Talk to 20-somethings and the bar is much higher. Shruthi, a top B-school graduate, takes home ₹1.5 lakh a month from her technology firm and says that this is the level of pay that makes her feel secure. Not that she is a shopaholic. “I shell out about 60 per cent of my pay cheque towards rent, salary to the cook and eating out once a week. I end up saving the rest. But today I don’t think twice about picking up some branded clothes or a new phone, and that’s how I’d like it to be”.

Monisha, a 16-year-old IIT aspirant pops a question right back at me when I ask her how much she would be happy making in her first job — “Just happy or amazingly happy?” While she’d be satisfied with a pay cheque of ₹50,000, she explains, ₹1 lakh would make her “amazingly happy”.

It’s not difficult to understand why youngsters have much higher income expectations than the middle-aged. My peers in their 40s and 50s hail from middle-class households of the ’70s and ’80s, where eating out, branded clothes, commuting by cabs and annual vacations were considered high luxury.
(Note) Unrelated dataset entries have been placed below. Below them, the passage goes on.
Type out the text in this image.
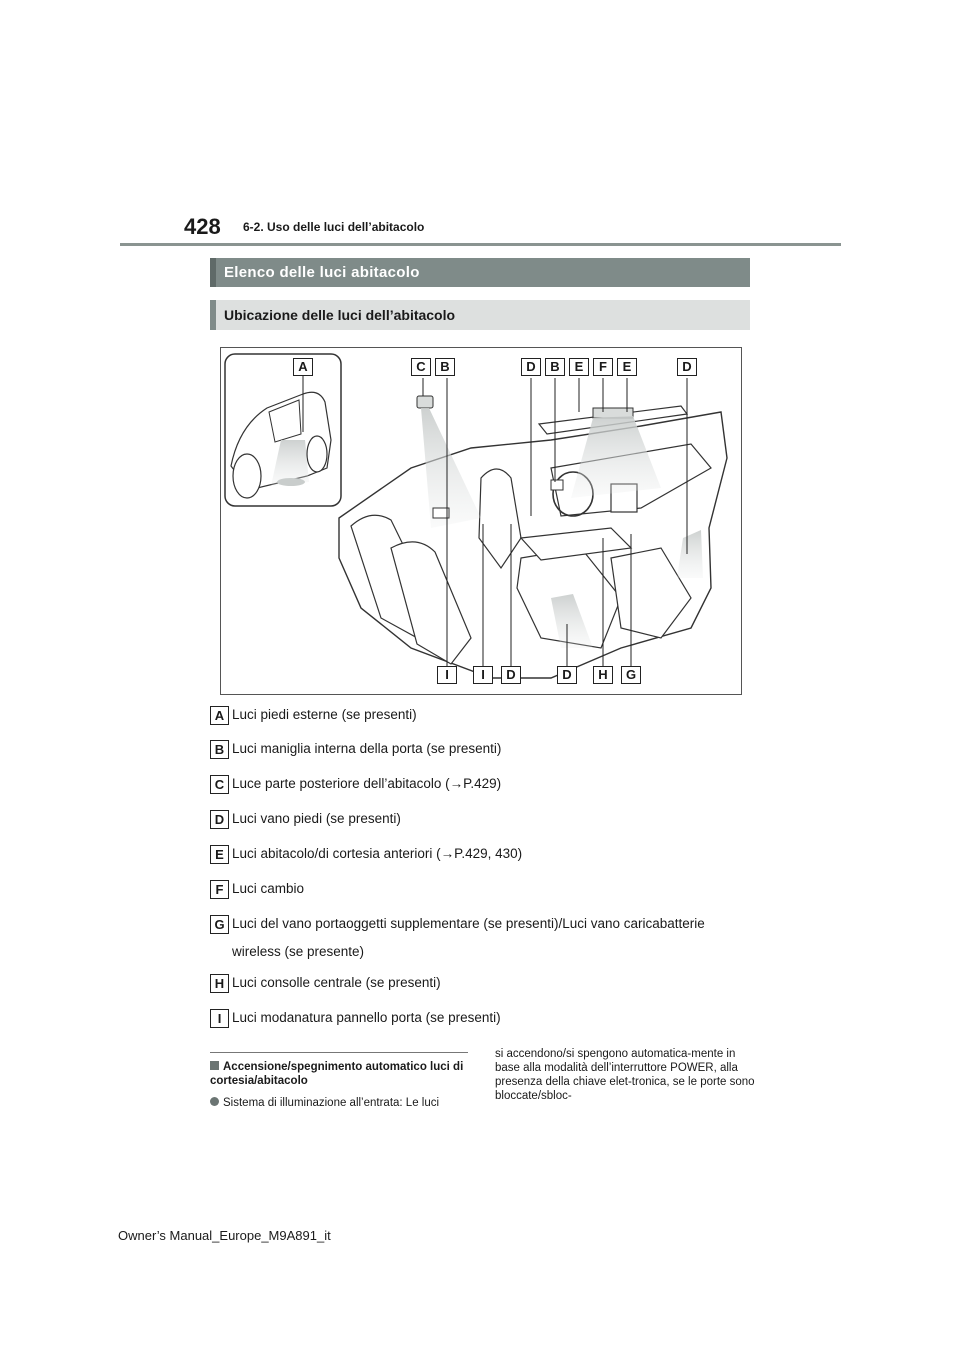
428 6-2. Uso delle luci dell’abitacolo
Elenco delle luci abitacolo
Ubicazione delle luci dell’abitacolo
A	C	B	D	B	E	F	E	D
I	I	D	D	H	G
A Luci piedi esterne (se presenti)
B Luci maniglia interna della porta (se presenti)
C Luce parte posteriore dell’abitacolo (→P.429)
D Luci vano piedi (se presenti)
E Luci abitacolo/di cortesia anteriori (→P.429, 430)
F Luci cambio
G Luci del vano portaoggetti supplementare (se presenti)/Luci vano caricabatterie
wireless (se presente)
H Luci consolle centrale (se presenti)
I Luci modanatura pannello porta (se presenti)
Accensione/spegnimento automatico luci di cortesia/abitacolo
Sistema di illuminazione all’entrata: Le luci
si accendono/si spengono automatica-mente in base alla modalità dell’interruttore POWER, alla presenza della chiave elet-tronica, se le porte sono bloccate/sbloc-
Owner’s Manual_Europe_M9A891_it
But to their children these indulgences are already a given. For the wow factor to kick in, they need more money.

Borrowing from future

Srinivasan Sundararaman, a financial planner, confirms that his younger clients have vastly higher income expectations than his middle-aged ones. He also offers another explanation for it. They don’t have the pathological aversion to credit that their parents had. “Most young folk I advise have one or two EMIs as well as credit card debt outstanding. In many cases, even with a ₹1.5 lakh or ₹2 lakh pay cheque, their cash flows are actually negative”.

This is another facet of the income-happiness conundrum too. Older folk may like to scrimp and save for many years before they venture on that family vacation to Dubai. But youngsters don’t see any point in putting off that overseas holiday or a 3BHK home, to their sunset years. They’re all for instant gratification, even if it means borrowing from future earnings.
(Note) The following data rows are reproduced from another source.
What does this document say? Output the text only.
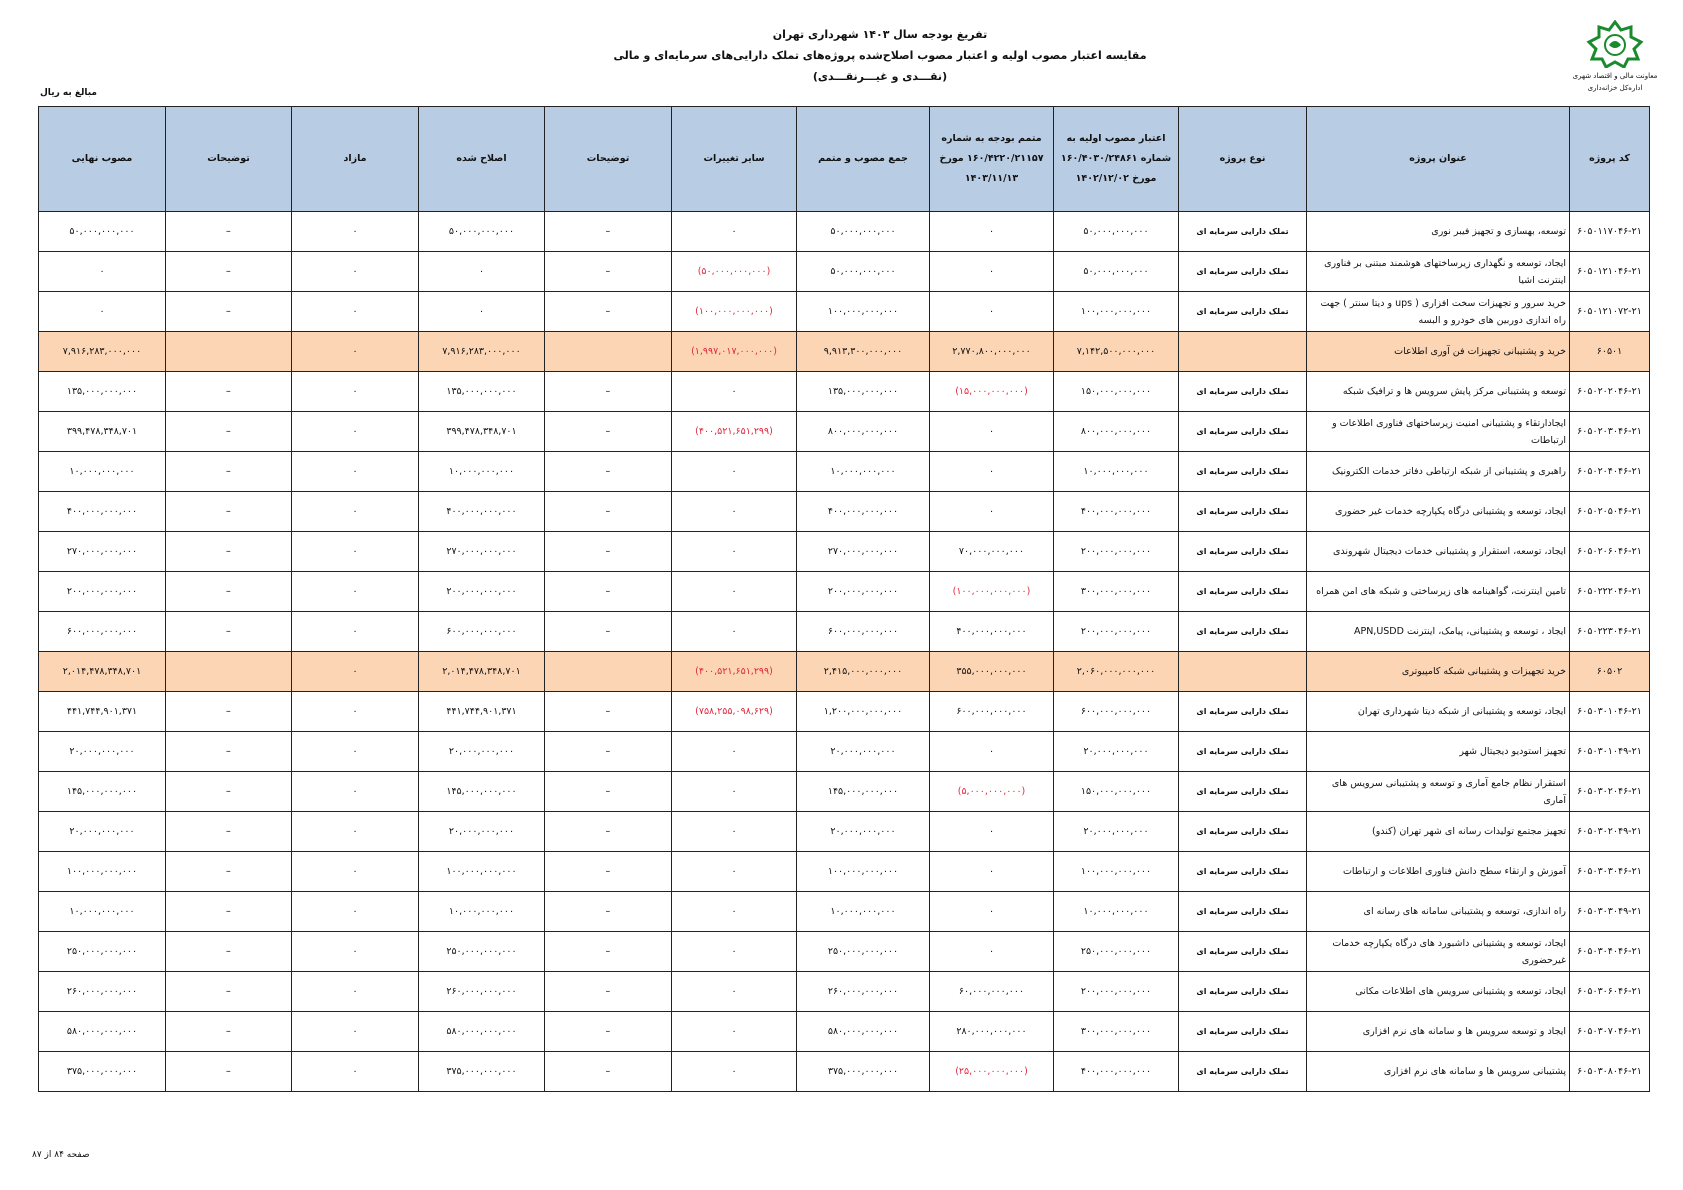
معاونت مالی و اقتصاد شهری
اداره‌کل خزانه‌داری
تفریغ بودجه سال ۱۴۰۳ شهرداری تهران
مقایسه اعتبار مصوب اولیه و اعتبار مصوب اصلاح‌شده پروژه‌های تملک دارایی‌های سرمایه‌ای و مالی
(نقـــدی و غیـــرنقـــدی)
مبالغ به ریال
کد پروژه	عنوان پروژه	نوع پروژه	اعتبار مصوب اولیه به شماره ۱۶۰/۴۰۳۰/۲۴۸۶۱ مورخ ۱۴۰۲/۱۲/۰۲	متمم بودجه به شماره ۱۶۰/۴۲۲۰/۲۱۱۵۷ مورخ ۱۴۰۳/۱۱/۱۳	جمع مصوب و متمم	سایر تغییرات	توضیحات	اصلاح شده	مازاد	توضیحات	مصوب نهایی
۶۰۵۰۱۱۷۰۴۶-۲۱	توسعه، بهسازی و تجهیز فیبر نوری	تملک دارایی سرمایه ای	۵۰,۰۰۰,۰۰۰,۰۰۰	۰	۵۰,۰۰۰,۰۰۰,۰۰۰	۰	–	۵۰,۰۰۰,۰۰۰,۰۰۰	۰	–	۵۰,۰۰۰,۰۰۰,۰۰۰
۶۰۵۰۱۲۱۰۴۶-۲۱	ایجاد، توسعه و نگهداری زیرساختهای هوشمند مبتنی بر فناوری اینترنت اشیا	تملک دارایی سرمایه ای	۵۰,۰۰۰,۰۰۰,۰۰۰	۰	۵۰,۰۰۰,۰۰۰,۰۰۰	(۵۰,۰۰۰,۰۰۰,۰۰۰)	–	۰	۰	–	۰
۶۰۵۰۱۲۱۰۷۲-۲۱	خرید سرور و تجهیزات سخت افزاری ( ups و دیتا سنتر ) جهت راه اندازی دوربین های خودرو و البسه	تملک دارایی سرمایه ای	۱۰۰,۰۰۰,۰۰۰,۰۰۰	۰	۱۰۰,۰۰۰,۰۰۰,۰۰۰	(۱۰۰,۰۰۰,۰۰۰,۰۰۰)	–	۰	۰	–	۰
۶۰۵۰۱	خرید و پشتیبانی تجهیزات فن آوری اطلاعات		۷,۱۴۲,۵۰۰,۰۰۰,۰۰۰	۲,۷۷۰,۸۰۰,۰۰۰,۰۰۰	۹,۹۱۳,۳۰۰,۰۰۰,۰۰۰	(۱,۹۹۷,۰۱۷,۰۰۰,۰۰۰)		۷,۹۱۶,۲۸۳,۰۰۰,۰۰۰	۰		۷,۹۱۶,۲۸۳,۰۰۰,۰۰۰
۶۰۵۰۲۰۲۰۴۶-۲۱	توسعه و پشتیبانی مرکز پایش سرویس ها و ترافیک شبکه	تملک دارایی سرمایه ای	۱۵۰,۰۰۰,۰۰۰,۰۰۰	(۱۵,۰۰۰,۰۰۰,۰۰۰)	۱۳۵,۰۰۰,۰۰۰,۰۰۰	۰	–	۱۳۵,۰۰۰,۰۰۰,۰۰۰	۰	–	۱۳۵,۰۰۰,۰۰۰,۰۰۰
۶۰۵۰۲۰۳۰۴۶-۲۱	ایجادارتقاء و پشتیبانی امنیت زیرساختهای فناوری اطلاعات و ارتباطات	تملک دارایی سرمایه ای	۸۰۰,۰۰۰,۰۰۰,۰۰۰	۰	۸۰۰,۰۰۰,۰۰۰,۰۰۰	(۴۰۰,۵۲۱,۶۵۱,۲۹۹)	–	۳۹۹,۴۷۸,۳۴۸,۷۰۱	۰	–	۳۹۹,۴۷۸,۳۴۸,۷۰۱
۶۰۵۰۲۰۴۰۴۶-۲۱	راهبری و پشتیبانی از شبکه ارتباطی دفاتر خدمات الکترونیک	تملک دارایی سرمایه ای	۱۰,۰۰۰,۰۰۰,۰۰۰	۰	۱۰,۰۰۰,۰۰۰,۰۰۰	۰	–	۱۰,۰۰۰,۰۰۰,۰۰۰	۰	–	۱۰,۰۰۰,۰۰۰,۰۰۰
۶۰۵۰۲۰۵۰۴۶-۲۱	ایجاد، توسعه و پشتیبانی درگاه یکپارچه خدمات غیر حضوری	تملک دارایی سرمایه ای	۴۰۰,۰۰۰,۰۰۰,۰۰۰	۰	۴۰۰,۰۰۰,۰۰۰,۰۰۰	۰	–	۴۰۰,۰۰۰,۰۰۰,۰۰۰	۰	–	۴۰۰,۰۰۰,۰۰۰,۰۰۰
۶۰۵۰۲۰۶۰۴۶-۲۱	ایجاد، توسعه، استقرار و پشتیبانی خدمات دیجیتال شهروندی	تملک دارایی سرمایه ای	۲۰۰,۰۰۰,۰۰۰,۰۰۰	۷۰,۰۰۰,۰۰۰,۰۰۰	۲۷۰,۰۰۰,۰۰۰,۰۰۰	۰	–	۲۷۰,۰۰۰,۰۰۰,۰۰۰	۰	–	۲۷۰,۰۰۰,۰۰۰,۰۰۰
۶۰۵۰۲۲۲۰۴۶-۲۱	تامین اینترنت، گواهینامه های زیرساختی و شبکه های امن همراه	تملک دارایی سرمایه ای	۳۰۰,۰۰۰,۰۰۰,۰۰۰	(۱۰۰,۰۰۰,۰۰۰,۰۰۰)	۲۰۰,۰۰۰,۰۰۰,۰۰۰	۰	–	۲۰۰,۰۰۰,۰۰۰,۰۰۰	۰	–	۲۰۰,۰۰۰,۰۰۰,۰۰۰
۶۰۵۰۲۲۳۰۴۶-۲۱	ایجاد ، توسعه و پشتیبانی، پیامک، اینترنت APN,USDD	تملک دارایی سرمایه ای	۲۰۰,۰۰۰,۰۰۰,۰۰۰	۴۰۰,۰۰۰,۰۰۰,۰۰۰	۶۰۰,۰۰۰,۰۰۰,۰۰۰	۰	–	۶۰۰,۰۰۰,۰۰۰,۰۰۰	۰	–	۶۰۰,۰۰۰,۰۰۰,۰۰۰
۶۰۵۰۲	خرید تجهیزات و پشتیبانی شبکه کامپیوتری		۲,۰۶۰,۰۰۰,۰۰۰,۰۰۰	۳۵۵,۰۰۰,۰۰۰,۰۰۰	۲,۴۱۵,۰۰۰,۰۰۰,۰۰۰	(۴۰۰,۵۲۱,۶۵۱,۲۹۹)		۲,۰۱۴,۴۷۸,۳۴۸,۷۰۱	۰		۲,۰۱۴,۴۷۸,۳۴۸,۷۰۱
۶۰۵۰۳۰۱۰۴۶-۲۱	ایجاد، توسعه و پشتیبانی از شبکه دیتا شهرداری تهران	تملک دارایی سرمایه ای	۶۰۰,۰۰۰,۰۰۰,۰۰۰	۶۰۰,۰۰۰,۰۰۰,۰۰۰	۱,۲۰۰,۰۰۰,۰۰۰,۰۰۰	(۷۵۸,۲۵۵,۰۹۸,۶۲۹)	–	۴۴۱,۷۴۴,۹۰۱,۳۷۱	۰	–	۴۴۱,۷۴۴,۹۰۱,۳۷۱
۶۰۵۰۳۰۱۰۴۹-۲۱	تجهیز استودیو دیجیتال شهر	تملک دارایی سرمایه ای	۲۰,۰۰۰,۰۰۰,۰۰۰	۰	۲۰,۰۰۰,۰۰۰,۰۰۰	۰	–	۲۰,۰۰۰,۰۰۰,۰۰۰	۰	–	۲۰,۰۰۰,۰۰۰,۰۰۰
۶۰۵۰۳۰۲۰۴۶-۲۱	استقرار نظام جامع آماری و توسعه و پشتیبانی سرویس های آماری	تملک دارایی سرمایه ای	۱۵۰,۰۰۰,۰۰۰,۰۰۰	(۵,۰۰۰,۰۰۰,۰۰۰)	۱۴۵,۰۰۰,۰۰۰,۰۰۰	۰	–	۱۴۵,۰۰۰,۰۰۰,۰۰۰	۰	–	۱۴۵,۰۰۰,۰۰۰,۰۰۰
۶۰۵۰۳۰۲۰۴۹-۲۱	تجهیز مجتمع تولیدات رسانه ای شهر تهران (کندو)	تملک دارایی سرمایه ای	۲۰,۰۰۰,۰۰۰,۰۰۰	۰	۲۰,۰۰۰,۰۰۰,۰۰۰	۰	–	۲۰,۰۰۰,۰۰۰,۰۰۰	۰	–	۲۰,۰۰۰,۰۰۰,۰۰۰
۶۰۵۰۳۰۳۰۴۶-۲۱	آموزش و ارتقاء سطح دانش فناوری اطلاعات و ارتباطات	تملک دارایی سرمایه ای	۱۰۰,۰۰۰,۰۰۰,۰۰۰	۰	۱۰۰,۰۰۰,۰۰۰,۰۰۰	۰	–	۱۰۰,۰۰۰,۰۰۰,۰۰۰	۰	–	۱۰۰,۰۰۰,۰۰۰,۰۰۰
۶۰۵۰۳۰۳۰۴۹-۲۱	راه اندازی، توسعه و پشتیبانی سامانه های رسانه ای	تملک دارایی سرمایه ای	۱۰,۰۰۰,۰۰۰,۰۰۰	۰	۱۰,۰۰۰,۰۰۰,۰۰۰	۰	–	۱۰,۰۰۰,۰۰۰,۰۰۰	۰	–	۱۰,۰۰۰,۰۰۰,۰۰۰
۶۰۵۰۳۰۴۰۴۶-۲۱	ایجاد، توسعه و پشتیبانی داشبورد های درگاه یکپارچه خدمات غیرحضوری	تملک دارایی سرمایه ای	۲۵۰,۰۰۰,۰۰۰,۰۰۰	۰	۲۵۰,۰۰۰,۰۰۰,۰۰۰	۰	–	۲۵۰,۰۰۰,۰۰۰,۰۰۰	۰	–	۲۵۰,۰۰۰,۰۰۰,۰۰۰
۶۰۵۰۳۰۶۰۴۶-۲۱	ایجاد، توسعه و پشتیبانی سرویس های اطلاعات مکانی	تملک دارایی سرمایه ای	۲۰۰,۰۰۰,۰۰۰,۰۰۰	۶۰,۰۰۰,۰۰۰,۰۰۰	۲۶۰,۰۰۰,۰۰۰,۰۰۰	۰	–	۲۶۰,۰۰۰,۰۰۰,۰۰۰	۰	–	۲۶۰,۰۰۰,۰۰۰,۰۰۰
۶۰۵۰۳۰۷۰۴۶-۲۱	ایجاد و توسعه سرویس ها و سامانه های نرم افزاری	تملک دارایی سرمایه ای	۳۰۰,۰۰۰,۰۰۰,۰۰۰	۲۸۰,۰۰۰,۰۰۰,۰۰۰	۵۸۰,۰۰۰,۰۰۰,۰۰۰	۰	–	۵۸۰,۰۰۰,۰۰۰,۰۰۰	۰	–	۵۸۰,۰۰۰,۰۰۰,۰۰۰
۶۰۵۰۳۰۸۰۴۶-۲۱	پشتیبانی سرویس ها و سامانه های نرم افزاری	تملک دارایی سرمایه ای	۴۰۰,۰۰۰,۰۰۰,۰۰۰	(۲۵,۰۰۰,۰۰۰,۰۰۰)	۳۷۵,۰۰۰,۰۰۰,۰۰۰	۰	–	۳۷۵,۰۰۰,۰۰۰,۰۰۰	۰	–	۳۷۵,۰۰۰,۰۰۰,۰۰۰
صفحه ۸۴ از ۸۷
That may lead to an even more tenuous relationship between happiness and income. After all, if you’re slogging away mainly to pay for your past holidays, that’s unlikely to give you a warm buzz.

Social media interactions have made rivalry a potent force too. In the ’80s or ’90s, most of us weighed up our worldly accomplishments and possessions against the Sharmas next door or our college friends. But today the rat race is against hundreds of Facebook, Twitter, LinkedIn acquaintances who seem to lead far cooler, swankier and affluent lives.

Upping the quotient

So now that we’ve boned up on all the theory on the behavioural linkage between money and happiness, what can we do to up our happiness quotient?

If you’re in the early stages of your career, it may be a good idea to take your time with those lifestyle upgrades. That can help delay gratification and keep you off the dreaded hedonic treadmill.

If you’re already earning big bucks and can feel yourself becoming jaded about designer outfits and foreign trips, it may be time to turn to philanthropy. Sociologists tell us that spending our money on others or giving it away puts us in a far happier mental state, than splurging it on ourselves. Billionaires who figure on the Forbes rich list such as Bill Gates and Warren Buffett have got this all figured out. In 2014, they initiated the Giving Pledge to urge the super-wealthy across the world give away half of their wealth to philanthropic endeavours.

If you’re working 14-hour shifts or living out of a suitcase to bump up your bank balance, you should be taking cues from the authors of World Happiness Report. After distilling many decades of research on the subject, they’ve arrived at as many as six key variables to assess a country’s happiness ranking. You should note that only one of these relates to money. The variables that decide happiness are per capita income, healthy life expectancy, social support (people one can turn to in case of need), freedom of choice, generosity (philanthropy), perceptions of corruption and signs of emotional well-being such as laughter and enjoyment.

In essence, opt out of the rat race and see how you can get fit, make more friends, help out others and share a hearty laugh with friends and family. If the social scientists are right, this will eventually leave you far happier than that Lamborghini Aventador that you’ve got your eyes on.